Montessori education is named after its founder, Maria Montessori, an Italian scientist, medical doctor, and educator. First developed with low-income and special needs children in 1907, Montessori is practiced in public and private schools all over the world, serving children from birth to age eighteen.
There are more than 2,500 Montessori schools in the U.S. alone, including more than 500 public programs.

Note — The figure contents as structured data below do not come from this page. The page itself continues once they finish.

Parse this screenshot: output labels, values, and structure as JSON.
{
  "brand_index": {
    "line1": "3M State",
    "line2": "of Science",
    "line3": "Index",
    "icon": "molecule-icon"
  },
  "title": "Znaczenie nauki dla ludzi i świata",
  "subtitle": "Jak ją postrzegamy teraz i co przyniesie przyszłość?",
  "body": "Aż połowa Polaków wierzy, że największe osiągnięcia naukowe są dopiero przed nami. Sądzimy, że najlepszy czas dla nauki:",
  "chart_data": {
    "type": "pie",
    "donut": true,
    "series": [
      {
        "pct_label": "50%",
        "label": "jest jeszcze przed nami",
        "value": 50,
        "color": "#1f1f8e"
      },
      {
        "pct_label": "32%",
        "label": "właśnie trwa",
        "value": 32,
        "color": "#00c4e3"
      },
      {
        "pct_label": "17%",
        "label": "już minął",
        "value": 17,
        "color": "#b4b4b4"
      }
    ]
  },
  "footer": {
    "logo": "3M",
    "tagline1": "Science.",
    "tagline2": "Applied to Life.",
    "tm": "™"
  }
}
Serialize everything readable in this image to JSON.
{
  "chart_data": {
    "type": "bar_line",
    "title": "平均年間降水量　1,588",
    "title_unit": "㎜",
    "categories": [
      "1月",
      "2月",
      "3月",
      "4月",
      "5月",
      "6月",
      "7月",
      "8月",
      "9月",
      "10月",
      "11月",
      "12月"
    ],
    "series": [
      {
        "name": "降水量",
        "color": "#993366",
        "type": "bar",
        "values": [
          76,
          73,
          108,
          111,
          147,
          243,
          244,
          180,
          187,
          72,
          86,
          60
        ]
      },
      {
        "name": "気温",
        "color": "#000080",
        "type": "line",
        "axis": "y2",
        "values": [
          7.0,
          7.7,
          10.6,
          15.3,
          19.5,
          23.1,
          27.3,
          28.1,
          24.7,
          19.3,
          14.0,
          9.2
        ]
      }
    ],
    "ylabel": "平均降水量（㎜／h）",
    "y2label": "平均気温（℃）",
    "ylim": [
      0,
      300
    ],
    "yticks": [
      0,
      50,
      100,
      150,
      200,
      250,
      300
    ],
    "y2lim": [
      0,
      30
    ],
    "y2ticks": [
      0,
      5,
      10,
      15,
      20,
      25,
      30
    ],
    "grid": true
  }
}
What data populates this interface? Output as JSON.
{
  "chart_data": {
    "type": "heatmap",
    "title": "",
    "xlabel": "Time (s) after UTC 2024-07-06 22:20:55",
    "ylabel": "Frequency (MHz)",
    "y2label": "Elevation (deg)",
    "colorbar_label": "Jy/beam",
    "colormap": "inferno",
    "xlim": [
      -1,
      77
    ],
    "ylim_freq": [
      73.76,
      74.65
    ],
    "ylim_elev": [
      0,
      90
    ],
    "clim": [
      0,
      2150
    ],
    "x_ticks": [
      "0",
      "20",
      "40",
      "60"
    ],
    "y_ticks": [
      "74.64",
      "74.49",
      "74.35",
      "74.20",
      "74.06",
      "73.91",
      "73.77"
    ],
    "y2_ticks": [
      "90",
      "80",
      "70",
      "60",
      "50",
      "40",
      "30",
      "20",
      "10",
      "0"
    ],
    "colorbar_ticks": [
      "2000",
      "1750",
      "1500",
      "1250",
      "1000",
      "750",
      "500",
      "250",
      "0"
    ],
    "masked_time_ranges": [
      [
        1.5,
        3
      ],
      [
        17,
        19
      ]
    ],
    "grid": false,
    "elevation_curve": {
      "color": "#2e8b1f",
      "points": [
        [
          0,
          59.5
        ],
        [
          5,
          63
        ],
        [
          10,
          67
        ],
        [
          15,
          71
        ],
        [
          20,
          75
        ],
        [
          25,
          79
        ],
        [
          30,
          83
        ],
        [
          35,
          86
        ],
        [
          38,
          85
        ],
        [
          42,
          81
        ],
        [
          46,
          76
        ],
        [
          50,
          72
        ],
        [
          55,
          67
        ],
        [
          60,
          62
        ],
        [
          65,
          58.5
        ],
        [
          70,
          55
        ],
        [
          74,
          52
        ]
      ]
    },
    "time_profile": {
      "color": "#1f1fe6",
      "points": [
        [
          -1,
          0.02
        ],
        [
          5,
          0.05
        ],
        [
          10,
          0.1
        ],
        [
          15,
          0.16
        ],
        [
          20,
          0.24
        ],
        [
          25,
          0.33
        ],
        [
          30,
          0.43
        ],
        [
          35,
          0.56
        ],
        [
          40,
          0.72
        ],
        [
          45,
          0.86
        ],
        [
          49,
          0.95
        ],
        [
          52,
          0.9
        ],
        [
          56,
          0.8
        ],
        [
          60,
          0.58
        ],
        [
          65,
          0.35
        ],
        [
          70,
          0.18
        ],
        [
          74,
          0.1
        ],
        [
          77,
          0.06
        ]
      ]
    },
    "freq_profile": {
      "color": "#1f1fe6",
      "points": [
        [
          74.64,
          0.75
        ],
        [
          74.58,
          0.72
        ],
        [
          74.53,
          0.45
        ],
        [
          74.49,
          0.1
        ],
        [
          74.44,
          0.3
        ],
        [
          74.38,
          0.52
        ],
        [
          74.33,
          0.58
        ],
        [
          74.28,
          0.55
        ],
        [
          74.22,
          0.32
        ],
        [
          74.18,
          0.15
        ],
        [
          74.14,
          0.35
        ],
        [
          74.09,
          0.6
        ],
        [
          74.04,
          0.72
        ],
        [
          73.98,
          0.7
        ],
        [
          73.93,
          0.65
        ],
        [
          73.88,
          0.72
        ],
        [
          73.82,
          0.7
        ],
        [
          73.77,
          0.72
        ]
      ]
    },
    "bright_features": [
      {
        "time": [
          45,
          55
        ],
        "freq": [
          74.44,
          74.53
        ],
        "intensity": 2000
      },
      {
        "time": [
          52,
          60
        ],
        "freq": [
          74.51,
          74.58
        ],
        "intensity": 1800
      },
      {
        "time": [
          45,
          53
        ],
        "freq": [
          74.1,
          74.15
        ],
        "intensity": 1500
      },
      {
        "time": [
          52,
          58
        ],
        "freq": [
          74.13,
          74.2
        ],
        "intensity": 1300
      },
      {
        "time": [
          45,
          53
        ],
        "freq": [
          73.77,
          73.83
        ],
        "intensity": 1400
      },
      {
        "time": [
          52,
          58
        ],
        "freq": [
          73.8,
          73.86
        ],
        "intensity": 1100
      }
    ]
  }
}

Montessori is about inspiring learning
Conventional education is about teaching children content and skills. Montessori education is about supporting children’s development. Maria Montessori observed children’s innate drive to explore and understand the world around them, and she studied human development to learn how to best support children’s natural growth. Montessori education features:
- a birth-to-adulthood model of human development
- a pedagogical approach that supports children’s learning and growth
- lessons and materials that inspire engagement, independent work, and deep learning
Montessori teaching is different
Montessori works differently from conventional teaching. Montessori classrooms feature:
- Teachers with specialized Montessori training
- Mixed-age classrooms, so students stay with one teacher for three years
- Montessori materials for learning and fostering independence
- Two to three-hour work periods for deep exploration
- A comprehensive yet open-ended curriculum
- Education that focuses on the whole child
Montessori is for all children
Maria Montessori worked with low-income working-class families and special needs children from the very start. With more than 500 public programs in the U.S., Montessori is an inherently inclusive, adaptive approach that proven to help all children develop crucial literacy, numeracy, critical thinking, social-emotional, and executive function skills for life.